Get rid of XP by 2012 and start testing Windows 7 now, businesses told

Get ready for Microsoft's latest OS to avoid compatibility problems further down the road
Written by Tim Ferguson, Contributor

Get ready for Microsoft's latest OS to avoid compatibility problems further down the road

Businesses should start investigating Windows 7 by the end of 2010, analysts have said.

Research company Gartner is advising companies to begin planning for and testing Windows 7 by the end of this year in order to be rid of XP before the end of 2012.

Microsoft's official support for XP doesn't end until April 2014 but Gartner said companies need to address migration to Windows 7 before then. This is in order to avoid compatibility issues as new applications increasingly fail to work with XP and independent software vendors end their support for apps on the OS.

The looming end to XP support is likely to be front of mind for many businesses, with Gartner research showing that 80 per cent of companies have avoided deploying its successor Windows Vista.

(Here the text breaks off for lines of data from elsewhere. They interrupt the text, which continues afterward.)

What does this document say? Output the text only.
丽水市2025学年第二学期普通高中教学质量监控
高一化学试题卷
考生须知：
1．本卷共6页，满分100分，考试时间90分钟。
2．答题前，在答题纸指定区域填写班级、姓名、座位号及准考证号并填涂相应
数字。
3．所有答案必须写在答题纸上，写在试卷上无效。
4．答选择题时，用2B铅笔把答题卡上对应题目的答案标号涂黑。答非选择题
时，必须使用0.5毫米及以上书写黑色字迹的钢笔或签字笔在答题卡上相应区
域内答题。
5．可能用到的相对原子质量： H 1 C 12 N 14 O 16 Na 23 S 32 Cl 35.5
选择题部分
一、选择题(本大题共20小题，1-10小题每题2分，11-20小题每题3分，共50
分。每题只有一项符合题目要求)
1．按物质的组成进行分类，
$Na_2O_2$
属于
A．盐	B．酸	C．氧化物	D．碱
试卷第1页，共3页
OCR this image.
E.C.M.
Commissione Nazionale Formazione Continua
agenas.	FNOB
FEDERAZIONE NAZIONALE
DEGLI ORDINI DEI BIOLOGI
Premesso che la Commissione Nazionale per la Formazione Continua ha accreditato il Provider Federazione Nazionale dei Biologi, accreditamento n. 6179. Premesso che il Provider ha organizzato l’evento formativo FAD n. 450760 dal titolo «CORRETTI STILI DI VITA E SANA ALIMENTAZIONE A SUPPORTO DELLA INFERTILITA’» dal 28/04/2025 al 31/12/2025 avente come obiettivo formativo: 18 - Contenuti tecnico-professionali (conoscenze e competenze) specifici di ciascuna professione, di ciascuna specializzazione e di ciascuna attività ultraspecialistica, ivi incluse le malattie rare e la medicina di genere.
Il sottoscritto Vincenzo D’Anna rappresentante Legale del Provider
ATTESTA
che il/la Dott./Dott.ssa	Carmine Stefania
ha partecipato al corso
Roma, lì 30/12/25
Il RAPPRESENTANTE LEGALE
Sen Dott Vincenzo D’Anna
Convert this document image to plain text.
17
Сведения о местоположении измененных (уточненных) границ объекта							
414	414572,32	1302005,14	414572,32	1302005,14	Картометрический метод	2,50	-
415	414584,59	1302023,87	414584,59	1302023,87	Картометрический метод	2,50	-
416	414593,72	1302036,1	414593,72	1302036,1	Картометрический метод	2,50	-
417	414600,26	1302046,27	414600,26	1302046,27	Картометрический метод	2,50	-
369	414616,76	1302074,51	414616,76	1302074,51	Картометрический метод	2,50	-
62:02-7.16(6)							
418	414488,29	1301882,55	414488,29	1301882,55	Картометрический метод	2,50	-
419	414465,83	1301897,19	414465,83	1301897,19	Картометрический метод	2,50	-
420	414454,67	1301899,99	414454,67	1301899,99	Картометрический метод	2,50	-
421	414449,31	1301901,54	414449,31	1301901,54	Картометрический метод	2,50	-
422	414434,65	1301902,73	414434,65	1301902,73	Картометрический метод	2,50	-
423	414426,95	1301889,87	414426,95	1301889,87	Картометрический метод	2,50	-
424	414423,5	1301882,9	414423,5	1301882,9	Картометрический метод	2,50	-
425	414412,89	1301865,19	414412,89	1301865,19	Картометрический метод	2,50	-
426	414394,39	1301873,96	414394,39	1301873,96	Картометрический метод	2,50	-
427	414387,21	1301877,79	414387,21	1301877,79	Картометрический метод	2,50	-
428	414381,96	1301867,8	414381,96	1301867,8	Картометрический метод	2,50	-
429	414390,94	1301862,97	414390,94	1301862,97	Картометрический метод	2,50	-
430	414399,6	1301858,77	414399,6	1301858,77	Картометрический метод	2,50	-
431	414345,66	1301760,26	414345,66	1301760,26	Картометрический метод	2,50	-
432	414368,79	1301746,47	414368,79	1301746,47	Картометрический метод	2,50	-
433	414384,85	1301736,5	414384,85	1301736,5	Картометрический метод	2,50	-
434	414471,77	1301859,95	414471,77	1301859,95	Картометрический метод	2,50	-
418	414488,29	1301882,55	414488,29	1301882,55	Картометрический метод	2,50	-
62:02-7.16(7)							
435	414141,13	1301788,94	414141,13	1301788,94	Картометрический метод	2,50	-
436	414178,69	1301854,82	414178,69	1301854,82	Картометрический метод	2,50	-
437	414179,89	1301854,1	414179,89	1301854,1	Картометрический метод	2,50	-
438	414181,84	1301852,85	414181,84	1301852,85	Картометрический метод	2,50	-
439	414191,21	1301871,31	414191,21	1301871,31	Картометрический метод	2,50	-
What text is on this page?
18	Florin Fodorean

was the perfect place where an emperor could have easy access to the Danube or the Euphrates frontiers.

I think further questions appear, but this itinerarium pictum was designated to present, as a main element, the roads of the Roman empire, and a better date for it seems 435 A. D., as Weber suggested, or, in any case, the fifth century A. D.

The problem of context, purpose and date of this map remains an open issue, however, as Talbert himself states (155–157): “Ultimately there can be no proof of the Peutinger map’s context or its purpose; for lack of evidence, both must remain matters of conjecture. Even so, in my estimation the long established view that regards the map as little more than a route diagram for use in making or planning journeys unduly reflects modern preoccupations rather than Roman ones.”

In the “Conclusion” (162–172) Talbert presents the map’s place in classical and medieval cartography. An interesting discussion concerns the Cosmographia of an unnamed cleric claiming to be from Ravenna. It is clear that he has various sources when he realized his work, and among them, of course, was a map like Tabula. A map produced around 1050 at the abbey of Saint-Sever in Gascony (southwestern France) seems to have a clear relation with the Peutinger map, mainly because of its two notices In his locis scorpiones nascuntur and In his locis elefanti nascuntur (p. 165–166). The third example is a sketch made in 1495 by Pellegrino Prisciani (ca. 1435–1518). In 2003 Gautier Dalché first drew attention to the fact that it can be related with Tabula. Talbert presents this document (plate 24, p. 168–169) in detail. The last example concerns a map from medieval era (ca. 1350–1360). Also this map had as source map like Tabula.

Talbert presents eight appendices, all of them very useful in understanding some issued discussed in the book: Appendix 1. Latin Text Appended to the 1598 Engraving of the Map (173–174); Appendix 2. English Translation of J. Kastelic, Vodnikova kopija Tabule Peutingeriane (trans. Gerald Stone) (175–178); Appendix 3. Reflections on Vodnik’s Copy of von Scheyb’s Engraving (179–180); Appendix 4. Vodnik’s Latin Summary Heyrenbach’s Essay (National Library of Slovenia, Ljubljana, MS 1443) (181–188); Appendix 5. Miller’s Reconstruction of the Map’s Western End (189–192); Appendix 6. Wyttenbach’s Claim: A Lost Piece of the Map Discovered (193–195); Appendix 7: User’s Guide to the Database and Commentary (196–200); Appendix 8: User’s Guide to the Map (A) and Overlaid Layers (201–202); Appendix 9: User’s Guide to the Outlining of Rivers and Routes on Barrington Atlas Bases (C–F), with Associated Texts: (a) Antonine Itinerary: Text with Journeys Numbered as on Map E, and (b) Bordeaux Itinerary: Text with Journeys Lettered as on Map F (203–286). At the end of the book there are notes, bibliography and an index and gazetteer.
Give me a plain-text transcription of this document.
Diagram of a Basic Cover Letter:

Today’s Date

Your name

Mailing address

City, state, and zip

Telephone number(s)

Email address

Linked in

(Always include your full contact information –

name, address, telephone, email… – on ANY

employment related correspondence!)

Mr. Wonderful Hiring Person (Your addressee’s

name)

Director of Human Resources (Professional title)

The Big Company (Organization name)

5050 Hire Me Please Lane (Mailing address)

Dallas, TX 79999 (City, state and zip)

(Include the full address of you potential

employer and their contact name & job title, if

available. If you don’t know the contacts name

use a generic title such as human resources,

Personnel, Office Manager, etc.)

And, according to separate research, many are going to make the leap to Windows 7 sooner rather than later: almost half of organisations say they plan to move to Windows 7 before the first service pack emerges later this year.

Windows 7

Organisations are being urged to make plans to move to Windows 7 before support for XP ends
(Photo credit: Seth Rosenblatt/CNET)

Organisations will need to work out whether to migrate all employees onto Windows 7 in one go, or more gradually over a longer period as old PCs are replaced with new hardware running the OS, according to Gartner.

Those favouring the big bang approach should set a target end date, work out when the latest they can begin deployment is and then add extra time for pilots and testing - bearing in mind most organisations will need 12 to 18 months to plan, test and pilot Windows 7 before migration, Gartner said. Taking all these timelines into account should give businesses an indication of when to begin their migration.

Meanwhile, organisations rolling out Windows 7 using the attrition approach should pick a start date with two factors in mind - when they expect independent software makers to provide a sufficient level of support for Windows 7 and how much time is needed for them to properly test the OS.

With the attrition approach, companies may find their migrations cannot be completed entirely by as-and-when PC replacement, due to the length of hardware refresh cycles and may also need to migrate a block of computers in one go in order to meet their target end date for the project.